Combined stent insertion and single high-dose brachytherapy in patients with advanced esophageal cancer – results of a prospective safety study

Authors


Dr Henrik Bergquist, MD, PhD, Department of ENT/H&N Surgery, Sahlgrenska University Hospital, SE-41345 Gothenburg, Sweden. Email: henrik.bergquist@vgregion.se

SUMMARY

Previous randomized studies comparing the two commonly used palliative treatments for incurable esophageal cancer, i.e. stent insertion and intraluminal brachytherapy, have revealed the pros and cons of each therapy. While stent treatment offers a more prompt effect, brachytherapy results in more long-lasting relief of dysphagia and a better health-related quality of life (HRQL) in those living longer. This prospective pilot study aimed to explore the feasibility and safety of combining these two regimes and incorporating a single high dose of internal radiation.

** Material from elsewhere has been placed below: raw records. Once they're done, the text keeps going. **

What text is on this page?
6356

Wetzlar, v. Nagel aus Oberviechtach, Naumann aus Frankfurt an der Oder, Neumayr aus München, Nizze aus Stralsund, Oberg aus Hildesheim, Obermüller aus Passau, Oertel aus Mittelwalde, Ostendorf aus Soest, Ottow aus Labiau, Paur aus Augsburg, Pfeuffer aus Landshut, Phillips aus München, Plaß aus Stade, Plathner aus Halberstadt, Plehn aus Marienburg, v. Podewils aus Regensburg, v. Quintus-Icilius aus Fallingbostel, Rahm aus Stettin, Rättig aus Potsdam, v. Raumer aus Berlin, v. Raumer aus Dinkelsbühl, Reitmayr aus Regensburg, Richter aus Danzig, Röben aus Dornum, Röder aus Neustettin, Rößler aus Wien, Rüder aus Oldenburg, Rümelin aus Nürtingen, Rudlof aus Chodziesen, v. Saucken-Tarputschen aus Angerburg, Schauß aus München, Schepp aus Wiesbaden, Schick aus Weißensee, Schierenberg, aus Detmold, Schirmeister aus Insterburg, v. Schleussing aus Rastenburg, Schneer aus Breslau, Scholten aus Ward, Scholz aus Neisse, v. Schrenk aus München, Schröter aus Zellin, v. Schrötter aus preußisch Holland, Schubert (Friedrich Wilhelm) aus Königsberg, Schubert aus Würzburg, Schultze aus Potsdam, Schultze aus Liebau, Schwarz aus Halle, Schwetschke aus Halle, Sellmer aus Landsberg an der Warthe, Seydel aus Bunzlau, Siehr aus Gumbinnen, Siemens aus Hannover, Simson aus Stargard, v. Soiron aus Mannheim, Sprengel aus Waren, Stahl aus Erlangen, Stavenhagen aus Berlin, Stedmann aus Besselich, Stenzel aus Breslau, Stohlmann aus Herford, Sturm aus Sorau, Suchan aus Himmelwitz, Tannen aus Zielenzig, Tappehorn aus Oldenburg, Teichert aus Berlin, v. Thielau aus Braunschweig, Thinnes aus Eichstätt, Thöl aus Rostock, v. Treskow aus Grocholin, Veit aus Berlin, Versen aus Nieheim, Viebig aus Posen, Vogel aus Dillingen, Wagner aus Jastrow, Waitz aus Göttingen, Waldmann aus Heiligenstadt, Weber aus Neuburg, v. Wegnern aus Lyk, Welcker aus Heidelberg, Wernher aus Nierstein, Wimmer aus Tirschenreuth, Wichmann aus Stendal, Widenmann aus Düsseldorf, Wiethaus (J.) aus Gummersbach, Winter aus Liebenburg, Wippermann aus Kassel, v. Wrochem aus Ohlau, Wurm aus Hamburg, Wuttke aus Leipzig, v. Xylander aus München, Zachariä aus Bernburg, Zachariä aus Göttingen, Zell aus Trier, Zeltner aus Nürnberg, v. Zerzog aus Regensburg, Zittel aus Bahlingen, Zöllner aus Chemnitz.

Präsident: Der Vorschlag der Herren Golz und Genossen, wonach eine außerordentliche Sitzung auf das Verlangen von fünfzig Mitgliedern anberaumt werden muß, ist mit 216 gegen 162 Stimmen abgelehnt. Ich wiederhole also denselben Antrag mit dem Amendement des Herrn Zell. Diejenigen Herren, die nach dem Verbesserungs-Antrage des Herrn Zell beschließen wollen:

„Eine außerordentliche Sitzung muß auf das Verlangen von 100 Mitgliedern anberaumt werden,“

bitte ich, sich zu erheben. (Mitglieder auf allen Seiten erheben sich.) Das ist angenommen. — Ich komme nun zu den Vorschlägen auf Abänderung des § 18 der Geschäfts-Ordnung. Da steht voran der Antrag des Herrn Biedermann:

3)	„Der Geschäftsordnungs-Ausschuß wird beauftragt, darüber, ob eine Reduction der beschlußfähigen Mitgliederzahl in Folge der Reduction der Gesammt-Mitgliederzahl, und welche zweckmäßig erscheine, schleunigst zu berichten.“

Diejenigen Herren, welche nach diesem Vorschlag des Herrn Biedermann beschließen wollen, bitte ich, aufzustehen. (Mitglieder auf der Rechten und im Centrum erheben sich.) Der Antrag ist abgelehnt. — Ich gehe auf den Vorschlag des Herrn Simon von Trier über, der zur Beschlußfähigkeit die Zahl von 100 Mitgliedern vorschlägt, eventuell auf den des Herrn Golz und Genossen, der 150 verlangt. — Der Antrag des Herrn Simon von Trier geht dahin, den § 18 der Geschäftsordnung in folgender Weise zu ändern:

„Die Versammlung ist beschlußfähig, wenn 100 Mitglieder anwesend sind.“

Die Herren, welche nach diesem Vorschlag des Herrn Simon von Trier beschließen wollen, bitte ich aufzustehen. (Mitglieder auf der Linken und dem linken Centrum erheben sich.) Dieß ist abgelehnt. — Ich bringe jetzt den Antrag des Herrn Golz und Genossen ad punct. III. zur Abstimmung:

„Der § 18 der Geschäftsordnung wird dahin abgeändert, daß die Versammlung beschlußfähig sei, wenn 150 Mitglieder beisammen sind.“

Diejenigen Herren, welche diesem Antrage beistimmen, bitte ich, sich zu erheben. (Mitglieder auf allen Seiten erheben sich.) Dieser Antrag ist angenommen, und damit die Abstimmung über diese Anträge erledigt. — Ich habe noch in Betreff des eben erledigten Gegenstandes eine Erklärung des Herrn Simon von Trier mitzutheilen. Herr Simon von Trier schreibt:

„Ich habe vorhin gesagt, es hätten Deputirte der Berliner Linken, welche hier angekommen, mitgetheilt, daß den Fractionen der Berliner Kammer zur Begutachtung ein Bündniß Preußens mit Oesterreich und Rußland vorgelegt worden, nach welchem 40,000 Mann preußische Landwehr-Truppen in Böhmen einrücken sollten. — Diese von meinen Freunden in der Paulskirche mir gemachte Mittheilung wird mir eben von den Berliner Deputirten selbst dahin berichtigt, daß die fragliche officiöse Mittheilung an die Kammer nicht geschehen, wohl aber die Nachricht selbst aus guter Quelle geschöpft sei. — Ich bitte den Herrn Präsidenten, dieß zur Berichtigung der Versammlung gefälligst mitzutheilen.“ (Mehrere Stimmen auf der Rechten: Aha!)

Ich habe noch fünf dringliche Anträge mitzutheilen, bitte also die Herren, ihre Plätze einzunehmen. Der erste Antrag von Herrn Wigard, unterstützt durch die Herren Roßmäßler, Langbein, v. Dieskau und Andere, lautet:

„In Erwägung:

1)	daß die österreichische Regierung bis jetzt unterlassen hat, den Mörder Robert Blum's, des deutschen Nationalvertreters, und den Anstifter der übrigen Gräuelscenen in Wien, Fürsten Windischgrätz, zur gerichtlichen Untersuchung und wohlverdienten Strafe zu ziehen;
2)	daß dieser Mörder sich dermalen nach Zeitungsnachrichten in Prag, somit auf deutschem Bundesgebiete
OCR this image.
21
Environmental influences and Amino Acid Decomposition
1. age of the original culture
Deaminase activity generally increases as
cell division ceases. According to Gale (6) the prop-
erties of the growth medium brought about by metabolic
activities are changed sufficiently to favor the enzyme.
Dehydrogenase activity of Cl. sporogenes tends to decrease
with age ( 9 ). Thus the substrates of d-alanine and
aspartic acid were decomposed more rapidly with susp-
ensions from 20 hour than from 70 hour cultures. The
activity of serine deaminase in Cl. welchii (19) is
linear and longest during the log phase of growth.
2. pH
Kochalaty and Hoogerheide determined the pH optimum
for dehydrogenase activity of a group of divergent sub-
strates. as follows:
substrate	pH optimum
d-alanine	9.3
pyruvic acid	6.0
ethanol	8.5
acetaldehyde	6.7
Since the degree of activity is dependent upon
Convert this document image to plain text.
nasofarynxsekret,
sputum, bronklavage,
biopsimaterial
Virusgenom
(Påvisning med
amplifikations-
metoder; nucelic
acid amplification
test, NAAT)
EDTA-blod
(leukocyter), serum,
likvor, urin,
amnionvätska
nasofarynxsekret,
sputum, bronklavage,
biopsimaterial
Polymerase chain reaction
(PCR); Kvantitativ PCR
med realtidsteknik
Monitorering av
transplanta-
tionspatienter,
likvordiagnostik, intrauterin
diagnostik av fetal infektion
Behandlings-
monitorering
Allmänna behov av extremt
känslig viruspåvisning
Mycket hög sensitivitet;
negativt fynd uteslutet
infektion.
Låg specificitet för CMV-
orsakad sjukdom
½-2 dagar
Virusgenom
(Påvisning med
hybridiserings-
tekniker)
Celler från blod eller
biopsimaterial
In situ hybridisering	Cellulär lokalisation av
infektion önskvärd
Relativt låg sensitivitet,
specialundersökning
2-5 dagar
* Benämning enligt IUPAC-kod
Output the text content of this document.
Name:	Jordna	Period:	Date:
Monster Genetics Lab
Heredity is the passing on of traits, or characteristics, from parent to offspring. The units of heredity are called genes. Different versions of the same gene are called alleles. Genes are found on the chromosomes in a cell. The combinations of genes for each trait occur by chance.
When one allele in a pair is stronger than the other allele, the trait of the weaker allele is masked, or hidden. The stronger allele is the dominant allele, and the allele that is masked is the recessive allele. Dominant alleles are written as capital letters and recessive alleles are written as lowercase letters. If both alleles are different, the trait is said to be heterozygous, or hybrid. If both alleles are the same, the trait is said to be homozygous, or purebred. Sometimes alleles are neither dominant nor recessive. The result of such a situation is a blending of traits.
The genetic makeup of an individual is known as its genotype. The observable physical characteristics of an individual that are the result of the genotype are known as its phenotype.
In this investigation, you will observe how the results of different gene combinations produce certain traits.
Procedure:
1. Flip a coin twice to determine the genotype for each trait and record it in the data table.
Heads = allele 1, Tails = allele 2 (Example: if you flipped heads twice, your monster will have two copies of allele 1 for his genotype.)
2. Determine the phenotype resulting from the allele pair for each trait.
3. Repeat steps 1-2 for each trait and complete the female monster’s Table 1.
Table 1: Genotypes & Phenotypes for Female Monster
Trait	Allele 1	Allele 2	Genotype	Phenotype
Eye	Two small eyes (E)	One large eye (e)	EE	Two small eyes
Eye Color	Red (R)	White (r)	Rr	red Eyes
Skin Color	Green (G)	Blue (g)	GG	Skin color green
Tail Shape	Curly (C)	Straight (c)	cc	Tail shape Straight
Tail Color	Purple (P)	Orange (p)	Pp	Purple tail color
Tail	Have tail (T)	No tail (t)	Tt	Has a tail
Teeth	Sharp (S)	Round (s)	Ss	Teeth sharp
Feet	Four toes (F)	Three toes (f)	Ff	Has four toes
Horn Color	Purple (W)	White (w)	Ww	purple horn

Patients with newly diagnosed, incurable cancer of the esophagus and dysphagia were eligible for inclusion, and stent insertion followed by a single dose (12 Gy) of brachytherapy was performed as a two-stage procedure. Clinical parameters including HRQL and adverse events were registered at inclusion, and 1, 2, 3, 6, and 12 months later. Twelve patients (nine males) with a median age of 73 years (range 54–85) were included. Stent insertion followed by a single dose of brachytherapy was successfully performed in all but one patient who was treated with stent only. Relief of dysphagia was achieved in the majority of cases (10/11, P < 0.05), but HRQL did not improve except for dysphagia-related items. Only minor adverse events, including chest pain, reflux, and restenosis, were reported. The median survival time after inclusion was 6.6 months. Our conclusion is that the combination of stent insertion and single high-dose brachytherapy seems to be a feasible and safe palliative regime in patients with advanced esophageal cancer. Randomized trials comparing the efficacy of this strategy to stent insertion or brachytherapy alone are warranted.